Having dominated the world for such a long period of time, the West, led by the US, is not about to roll over and play dead. Consequently, it has chosen to defend its turfs by locking China in a tariff war, that is escalating and not relenting.

Malaysia, as a trade dependent country where 30 per cent of its Gross Domestic Products is exposed to international trade, cannot avoid the economic forces of such trade war.

Indeed, just right next to Malaysia is Singapore. Singapore's GDP is 10 times more reliant on international trade.

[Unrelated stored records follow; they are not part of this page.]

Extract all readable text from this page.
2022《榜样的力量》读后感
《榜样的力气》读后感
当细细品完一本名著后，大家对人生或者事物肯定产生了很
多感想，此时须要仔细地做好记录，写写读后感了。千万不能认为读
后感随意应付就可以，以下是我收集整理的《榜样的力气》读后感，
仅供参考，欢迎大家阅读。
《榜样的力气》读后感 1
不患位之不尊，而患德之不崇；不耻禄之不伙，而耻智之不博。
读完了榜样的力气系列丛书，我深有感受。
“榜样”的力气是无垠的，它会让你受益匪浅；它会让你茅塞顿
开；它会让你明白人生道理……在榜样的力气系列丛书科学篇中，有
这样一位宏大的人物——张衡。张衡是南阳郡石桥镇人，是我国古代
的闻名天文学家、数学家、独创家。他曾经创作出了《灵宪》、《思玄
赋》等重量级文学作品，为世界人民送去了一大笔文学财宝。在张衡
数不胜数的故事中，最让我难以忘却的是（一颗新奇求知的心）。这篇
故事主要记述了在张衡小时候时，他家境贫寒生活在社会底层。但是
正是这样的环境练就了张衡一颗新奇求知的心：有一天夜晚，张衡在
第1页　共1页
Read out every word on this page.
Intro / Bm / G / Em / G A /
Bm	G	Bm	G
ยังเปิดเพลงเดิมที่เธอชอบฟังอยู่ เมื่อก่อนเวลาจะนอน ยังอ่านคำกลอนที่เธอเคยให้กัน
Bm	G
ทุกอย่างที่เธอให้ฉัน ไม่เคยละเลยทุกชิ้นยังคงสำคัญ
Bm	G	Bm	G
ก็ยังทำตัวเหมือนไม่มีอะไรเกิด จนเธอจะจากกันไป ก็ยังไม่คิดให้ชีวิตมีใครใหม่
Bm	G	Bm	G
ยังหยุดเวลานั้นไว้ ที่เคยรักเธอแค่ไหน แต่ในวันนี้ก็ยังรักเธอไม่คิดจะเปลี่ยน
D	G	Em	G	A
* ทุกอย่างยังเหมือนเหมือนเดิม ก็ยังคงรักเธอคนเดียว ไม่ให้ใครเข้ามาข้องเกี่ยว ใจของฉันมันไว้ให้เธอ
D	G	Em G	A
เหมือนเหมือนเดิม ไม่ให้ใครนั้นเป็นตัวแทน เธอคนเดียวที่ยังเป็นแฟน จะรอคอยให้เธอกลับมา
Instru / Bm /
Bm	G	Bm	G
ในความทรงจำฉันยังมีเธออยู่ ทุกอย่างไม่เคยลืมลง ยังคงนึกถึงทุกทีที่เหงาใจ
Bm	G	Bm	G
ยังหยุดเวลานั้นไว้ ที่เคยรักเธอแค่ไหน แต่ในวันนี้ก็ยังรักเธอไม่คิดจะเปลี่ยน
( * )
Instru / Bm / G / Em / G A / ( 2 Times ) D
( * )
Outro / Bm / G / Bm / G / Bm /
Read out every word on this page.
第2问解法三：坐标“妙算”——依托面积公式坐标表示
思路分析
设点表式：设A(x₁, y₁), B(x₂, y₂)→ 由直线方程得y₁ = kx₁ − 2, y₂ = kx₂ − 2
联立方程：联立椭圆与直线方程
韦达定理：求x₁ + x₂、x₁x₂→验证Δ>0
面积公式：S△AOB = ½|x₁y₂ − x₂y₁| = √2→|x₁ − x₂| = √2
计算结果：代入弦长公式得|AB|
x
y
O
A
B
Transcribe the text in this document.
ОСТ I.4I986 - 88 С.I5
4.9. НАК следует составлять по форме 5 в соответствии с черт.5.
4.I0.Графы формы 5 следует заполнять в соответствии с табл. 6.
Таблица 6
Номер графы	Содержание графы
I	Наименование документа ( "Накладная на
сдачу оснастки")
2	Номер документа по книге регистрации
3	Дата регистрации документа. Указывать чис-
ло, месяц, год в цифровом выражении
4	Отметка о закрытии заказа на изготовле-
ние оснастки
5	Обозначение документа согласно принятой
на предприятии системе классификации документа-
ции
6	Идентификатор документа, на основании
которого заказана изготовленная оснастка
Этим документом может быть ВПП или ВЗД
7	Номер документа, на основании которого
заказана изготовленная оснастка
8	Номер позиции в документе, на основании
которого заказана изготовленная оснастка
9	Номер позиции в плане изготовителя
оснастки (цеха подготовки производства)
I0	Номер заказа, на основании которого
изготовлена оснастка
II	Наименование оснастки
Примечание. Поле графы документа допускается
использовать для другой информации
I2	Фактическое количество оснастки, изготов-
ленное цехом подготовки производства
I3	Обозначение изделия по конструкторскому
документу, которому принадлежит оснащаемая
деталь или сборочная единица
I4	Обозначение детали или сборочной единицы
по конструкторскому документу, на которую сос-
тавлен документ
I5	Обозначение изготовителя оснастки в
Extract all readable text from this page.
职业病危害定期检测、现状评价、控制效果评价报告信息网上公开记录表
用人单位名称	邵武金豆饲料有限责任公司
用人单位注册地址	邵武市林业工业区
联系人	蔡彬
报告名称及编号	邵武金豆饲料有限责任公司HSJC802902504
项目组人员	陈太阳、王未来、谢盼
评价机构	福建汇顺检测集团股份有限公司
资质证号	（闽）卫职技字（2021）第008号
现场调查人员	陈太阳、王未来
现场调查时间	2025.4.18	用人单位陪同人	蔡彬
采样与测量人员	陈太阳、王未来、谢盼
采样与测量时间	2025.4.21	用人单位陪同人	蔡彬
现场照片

It's GDP is 300 per cent more vulnerable to the peturbations of global trade.

If Sino-US conflict worsens ever further, Singapore would be hit, and Malaysia too. This is especially true in Johor, the state closest to Singapore, where tens of thousands of workers make a beeline to working in the city state each morning.

Although the trade war has had only a 0.4 per cent impact on the GDP of China and 0.2 per cent on the GDP of the United States, the impact will begin to show by 2020 when President Donald Trump is up for re-election.

Polls amplified in the news cycle of CNN Network already showed that more than 30 per cent of the voters do believe that President Donald Trump can be re-elected. This is a tell tale sign that President Donald Trump would be emboldened by these numbers to ratchet up the trade war against China.

China, meanwhile, cannot buckle precisely because President Xi Jin Ping is not the type of leader to blink first. How Trump and Xi assert their countries' respective economic strength and political will is bound to cause Malaysian economic to be hit hard in the short and medium term.

If Pakatan Harapan wants to go beyond one term, it has to focus on enhancing it's economic performance both within the region and without.

This includes counselling US and China to exercise self restraint, a message which Prime Minister Tun Dr Mahathir can deliver both at the Asean Leaders Summit in Bangkok in late June and also once again in November 2019.

* This is the personal opinion of the writer or publication and does not necessarily represent the views of Malay Mail.